Not knowing if you are ever going to read this makes me unsure of whether I should be writing it at all in the first place.
"You" has been a variety of different people in my life. Pronoun chosen more often than not to refer to someone of my past. "You" has ranged from my dad, through my first (ex)boyfriend, my first (ex)girlfriend, my late sister, my late best friend...
and now you - my last ex-girlfriend.
When was my dad, I could say anything I wanted about you. I could curse and trash-talk than powerfully defend and protect and it was all just fine. "A father is a father" they say, and that's supposed to make anything is acceptable and understandable.
Then there was my first boyfriend, but that you was out of sight and out of mind before I could say "thank you, next" cause I was young and desperate and for lack of a better way to put it, something better came along.
Next was they first she-you and this one lasted much longer than I would care to admit. But that's all I have to say about that now
my late sister and friend are always there. They are never replaced or forgotten.
And then there was you.
You've been on my mind. I miss you.
I know I made the right decision to tell you goodbye but that doesn't mean I am void of feelings for you or that I forgot all the fantastic things you did for me and how much I learned from you.
I saw a girl on a random social media and she reminded me of you. I've been watching her all day because I can't allow myself to watch you. I can't allow myself to sabotage my healing and detachment process by secretly pursuing you and negating the decision I made for myself.
This is all difficult.
I need to be free to express my emotions, longings and needs, but if I do express them as I am feeling them, then I bring back to life something I am trying to kill.

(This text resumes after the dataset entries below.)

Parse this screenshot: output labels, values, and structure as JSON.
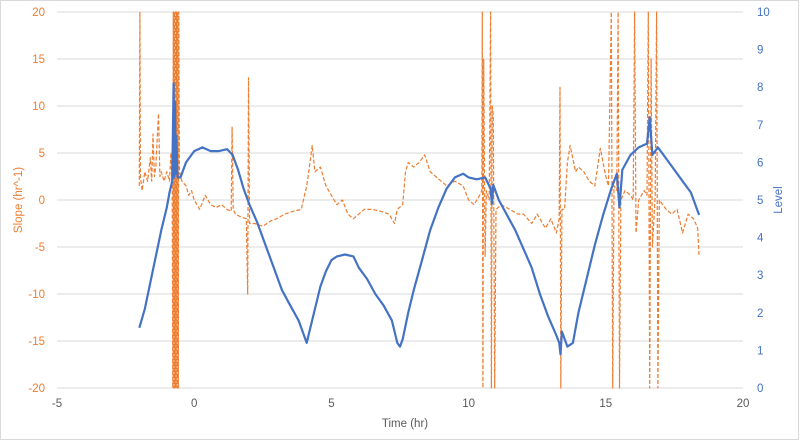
{
  "chart_data": {
    "type": "line",
    "title": "",
    "xlabel": "Time (hr)",
    "ylabel": "Slope (hr^-1)",
    "y2label": "Level",
    "xlim": [
      -5,
      20
    ],
    "ylim": [
      -20,
      20
    ],
    "y2lim": [
      0,
      10
    ],
    "x_ticks": [
      "-5",
      "0",
      "5",
      "10",
      "15",
      "20"
    ],
    "y_ticks": [
      "20",
      "15",
      "10",
      "5",
      "0",
      "-5",
      "-10",
      "-15",
      "-20"
    ],
    "y2_ticks": [
      "10",
      "9",
      "8",
      "7",
      "6",
      "5",
      "4",
      "3",
      "2",
      "1",
      "0"
    ],
    "grid": "horizontal",
    "legend": "none",
    "series": [
      {
        "axis": "left",
        "style": "dashed",
        "color": "#ed7d31",
        "points": [
          [
            -2.0,
            1.5
          ],
          [
            -1.98,
            20
          ],
          [
            -1.96,
            2.5
          ],
          [
            -1.9,
            1.0
          ],
          [
            -1.8,
            3.0
          ],
          [
            -1.7,
            2.0
          ],
          [
            -1.6,
            4.5
          ],
          [
            -1.55,
            2.0
          ],
          [
            -1.5,
            7.0
          ],
          [
            -1.45,
            2.5
          ],
          [
            -1.4,
            3.5
          ],
          [
            -1.3,
            9.2
          ],
          [
            -1.25,
            2.5
          ],
          [
            -1.2,
            3.0
          ],
          [
            -1.1,
            2.0
          ],
          [
            -1.0,
            3.0
          ],
          [
            -0.9,
            2.0
          ],
          [
            -0.85,
            5.0
          ],
          [
            -0.8,
            1.5
          ],
          [
            -0.78,
            -20
          ],
          [
            -0.76,
            20
          ],
          [
            -0.74,
            -20
          ],
          [
            -0.72,
            20
          ],
          [
            -0.7,
            -20
          ],
          [
            -0.68,
            20
          ],
          [
            -0.66,
            -20
          ],
          [
            -0.64,
            20
          ],
          [
            -0.62,
            -20
          ],
          [
            -0.6,
            20
          ],
          [
            -0.58,
            -20
          ],
          [
            -0.56,
            20
          ],
          [
            -0.54,
            3.0
          ],
          [
            -0.45,
            2.0
          ],
          [
            -0.3,
            1.5
          ],
          [
            -0.2,
            0.5
          ],
          [
            -0.1,
            1.0
          ],
          [
            0.0,
            0.0
          ],
          [
            0.2,
            -1.0
          ],
          [
            0.4,
            0.5
          ],
          [
            0.6,
            -0.5
          ],
          [
            0.8,
            -0.8
          ],
          [
            1.0,
            -0.5
          ],
          [
            1.2,
            -1.0
          ],
          [
            1.35,
            -1.2
          ],
          [
            1.38,
            7.8
          ],
          [
            1.42,
            -1.0
          ],
          [
            1.5,
            -1.5
          ],
          [
            1.7,
            -1.8
          ],
          [
            1.9,
            -2.0
          ],
          [
            1.95,
            -10
          ],
          [
            1.98,
            13
          ],
          [
            2.02,
            -2.5
          ],
          [
            2.2,
            -2.5
          ],
          [
            2.5,
            -2.8
          ],
          [
            2.8,
            -2.2
          ],
          [
            3.0,
            -2.0
          ],
          [
            3.3,
            -1.5
          ],
          [
            3.6,
            -1.2
          ],
          [
            3.9,
            -1.0
          ],
          [
            4.1,
            1.5
          ],
          [
            4.2,
            3.5
          ],
          [
            4.3,
            5.8
          ],
          [
            4.4,
            3.0
          ],
          [
            4.6,
            3.5
          ],
          [
            4.8,
            1.5
          ],
          [
            5.0,
            0.5
          ],
          [
            5.2,
            -0.5
          ],
          [
            5.4,
            0.0
          ],
          [
            5.6,
            -1.5
          ],
          [
            5.8,
            -2.0
          ],
          [
            6.0,
            -1.5
          ],
          [
            6.2,
            -1.0
          ],
          [
            6.5,
            -1.0
          ],
          [
            6.8,
            -1.2
          ],
          [
            7.1,
            -1.5
          ],
          [
            7.3,
            -2.5
          ],
          [
            7.4,
            -1.0
          ],
          [
            7.6,
            -0.5
          ],
          [
            7.7,
            3.0
          ],
          [
            7.8,
            4.0
          ],
          [
            8.0,
            3.5
          ],
          [
            8.2,
            4.0
          ],
          [
            8.4,
            4.8
          ],
          [
            8.6,
            3.0
          ],
          [
            8.8,
            2.5
          ],
          [
            9.0,
            2.0
          ],
          [
            9.2,
            1.5
          ],
          [
            9.5,
            2.0
          ],
          [
            9.8,
            1.5
          ],
          [
            10.0,
            0.0
          ],
          [
            10.2,
            -0.5
          ],
          [
            10.4,
            0.5
          ],
          [
            10.48,
            1.0
          ],
          [
            10.5,
            20
          ],
          [
            10.52,
            -20
          ],
          [
            10.55,
            15
          ],
          [
            10.6,
            -6.0
          ],
          [
            10.65,
            1.0
          ],
          [
            10.75,
            0.0
          ],
          [
            10.8,
            20
          ],
          [
            10.83,
            -20
          ],
          [
            10.86,
            10
          ],
          [
            10.9,
            9.0
          ],
          [
            10.95,
            -20
          ],
          [
            11.0,
            -1.0
          ],
          [
            11.2,
            -0.5
          ],
          [
            11.5,
            -1.0
          ],
          [
            11.8,
            -1.5
          ],
          [
            12.0,
            -1.5
          ],
          [
            12.3,
            -2.5
          ],
          [
            12.5,
            -1.5
          ],
          [
            12.8,
            -3.0
          ],
          [
            13.0,
            -2.0
          ],
          [
            13.2,
            -3.5
          ],
          [
            13.3,
            -2.0
          ],
          [
            13.33,
            12
          ],
          [
            13.36,
            -20
          ],
          [
            13.4,
            -1.0
          ],
          [
            13.5,
            -1.0
          ],
          [
            13.6,
            4.0
          ],
          [
            13.7,
            5.8
          ],
          [
            13.9,
            3.0
          ],
          [
            14.0,
            3.5
          ],
          [
            14.2,
            3.0
          ],
          [
            14.4,
            2.0
          ],
          [
            14.6,
            1.5
          ],
          [
            14.8,
            5.5
          ],
          [
            15.0,
            2.5
          ],
          [
            15.1,
            1.5
          ],
          [
            15.2,
            20
          ],
          [
            15.25,
            -20
          ],
          [
            15.3,
            1.5
          ],
          [
            15.4,
            1.0
          ],
          [
            15.45,
            20
          ],
          [
            15.5,
            -20
          ],
          [
            15.55,
            0.0
          ],
          [
            15.7,
            1.0
          ],
          [
            15.9,
            0.5
          ],
          [
            16.0,
            0.0
          ],
          [
            16.05,
            20
          ],
          [
            16.1,
            -3.5
          ],
          [
            16.2,
            0.0
          ],
          [
            16.4,
            1.0
          ],
          [
            16.5,
            0.5
          ],
          [
            16.55,
            20
          ],
          [
            16.6,
            -20
          ],
          [
            16.65,
            15
          ],
          [
            16.7,
            -5.0
          ],
          [
            16.8,
            0.5
          ],
          [
            16.85,
            20
          ],
          [
            16.9,
            -20
          ],
          [
            16.95,
            0.0
          ],
          [
            17.2,
            -1.0
          ],
          [
            17.4,
            -1.5
          ],
          [
            17.6,
            -1.0
          ],
          [
            17.8,
            -3.5
          ],
          [
            18.0,
            -1.5
          ],
          [
            18.2,
            -2.0
          ],
          [
            18.35,
            -3.0
          ],
          [
            18.4,
            -6.0
          ]
        ]
      },
      {
        "axis": "right",
        "style": "solid",
        "color": "#4472c4",
        "points": [
          [
            -2.0,
            1.6
          ],
          [
            -1.8,
            2.1
          ],
          [
            -1.6,
            2.8
          ],
          [
            -1.4,
            3.5
          ],
          [
            -1.2,
            4.2
          ],
          [
            -1.0,
            4.8
          ],
          [
            -0.9,
            5.2
          ],
          [
            -0.8,
            5.5
          ],
          [
            -0.75,
            8.1
          ],
          [
            -0.72,
            5.6
          ],
          [
            -0.7,
            7.6
          ],
          [
            -0.68,
            5.7
          ],
          [
            -0.65,
            6.7
          ],
          [
            -0.62,
            5.8
          ],
          [
            -0.6,
            5.6
          ],
          [
            -0.5,
            5.6
          ],
          [
            -0.3,
            6.0
          ],
          [
            -0.1,
            6.2
          ],
          [
            0.0,
            6.3
          ],
          [
            0.3,
            6.4
          ],
          [
            0.6,
            6.3
          ],
          [
            0.9,
            6.3
          ],
          [
            1.2,
            6.35
          ],
          [
            1.4,
            6.2
          ],
          [
            1.6,
            5.8
          ],
          [
            1.8,
            5.3
          ],
          [
            2.0,
            4.9
          ],
          [
            2.3,
            4.4
          ],
          [
            2.6,
            3.8
          ],
          [
            2.9,
            3.2
          ],
          [
            3.2,
            2.6
          ],
          [
            3.5,
            2.2
          ],
          [
            3.8,
            1.8
          ],
          [
            4.0,
            1.4
          ],
          [
            4.1,
            1.2
          ],
          [
            4.2,
            1.5
          ],
          [
            4.4,
            2.1
          ],
          [
            4.6,
            2.7
          ],
          [
            4.8,
            3.1
          ],
          [
            5.0,
            3.4
          ],
          [
            5.2,
            3.5
          ],
          [
            5.5,
            3.55
          ],
          [
            5.8,
            3.5
          ],
          [
            6.0,
            3.2
          ],
          [
            6.3,
            2.9
          ],
          [
            6.6,
            2.5
          ],
          [
            6.9,
            2.2
          ],
          [
            7.2,
            1.8
          ],
          [
            7.4,
            1.2
          ],
          [
            7.5,
            1.1
          ],
          [
            7.6,
            1.3
          ],
          [
            7.8,
            2.0
          ],
          [
            8.0,
            2.6
          ],
          [
            8.3,
            3.4
          ],
          [
            8.6,
            4.2
          ],
          [
            8.9,
            4.8
          ],
          [
            9.2,
            5.3
          ],
          [
            9.5,
            5.6
          ],
          [
            9.8,
            5.7
          ],
          [
            10.0,
            5.6
          ],
          [
            10.3,
            5.55
          ],
          [
            10.6,
            5.6
          ],
          [
            10.8,
            5.3
          ],
          [
            10.85,
            4.9
          ],
          [
            10.9,
            5.4
          ],
          [
            11.1,
            5.0
          ],
          [
            11.4,
            4.6
          ],
          [
            11.7,
            4.2
          ],
          [
            12.0,
            3.7
          ],
          [
            12.3,
            3.2
          ],
          [
            12.6,
            2.5
          ],
          [
            12.9,
            1.9
          ],
          [
            13.2,
            1.4
          ],
          [
            13.3,
            1.2
          ],
          [
            13.35,
            0.9
          ],
          [
            13.4,
            1.5
          ],
          [
            13.6,
            1.1
          ],
          [
            13.8,
            1.2
          ],
          [
            14.0,
            2.0
          ],
          [
            14.3,
            2.9
          ],
          [
            14.6,
            3.8
          ],
          [
            14.9,
            4.6
          ],
          [
            15.2,
            5.3
          ],
          [
            15.4,
            5.7
          ],
          [
            15.5,
            4.8
          ],
          [
            15.6,
            5.8
          ],
          [
            15.9,
            6.2
          ],
          [
            16.2,
            6.4
          ],
          [
            16.5,
            6.5
          ],
          [
            16.6,
            7.2
          ],
          [
            16.7,
            6.2
          ],
          [
            16.9,
            6.4
          ],
          [
            17.2,
            6.1
          ],
          [
            17.5,
            5.8
          ],
          [
            17.8,
            5.5
          ],
          [
            18.1,
            5.2
          ],
          [
            18.4,
            4.6
          ]
        ]
      }
    ]
  }
}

Nevertheless, if this is to be my last manifesto about my feeling toward you, as they are in this moment, hoping they don't get to you so I can freely say what is stuck and begin to let it go, then here it is:
You are the best person to have ever come into my heart.
No one else has ever done me as much good as you have.
You were a dream come true too many aspects to count.
I miss you. I sometimes still love you. I hope I don't live to regret letting you go.
If I ever come to learn that I could've "had it all", leaving you will have been the greatest regret of my life.
You are beautiful both when you choose to look like a boy and like a woman.
But the beauty you carry inside is even more astonish.
You have your bruises and scars, but their cause never caused you to lose yourself.
I don't want to forget you. I wish I didn't have to.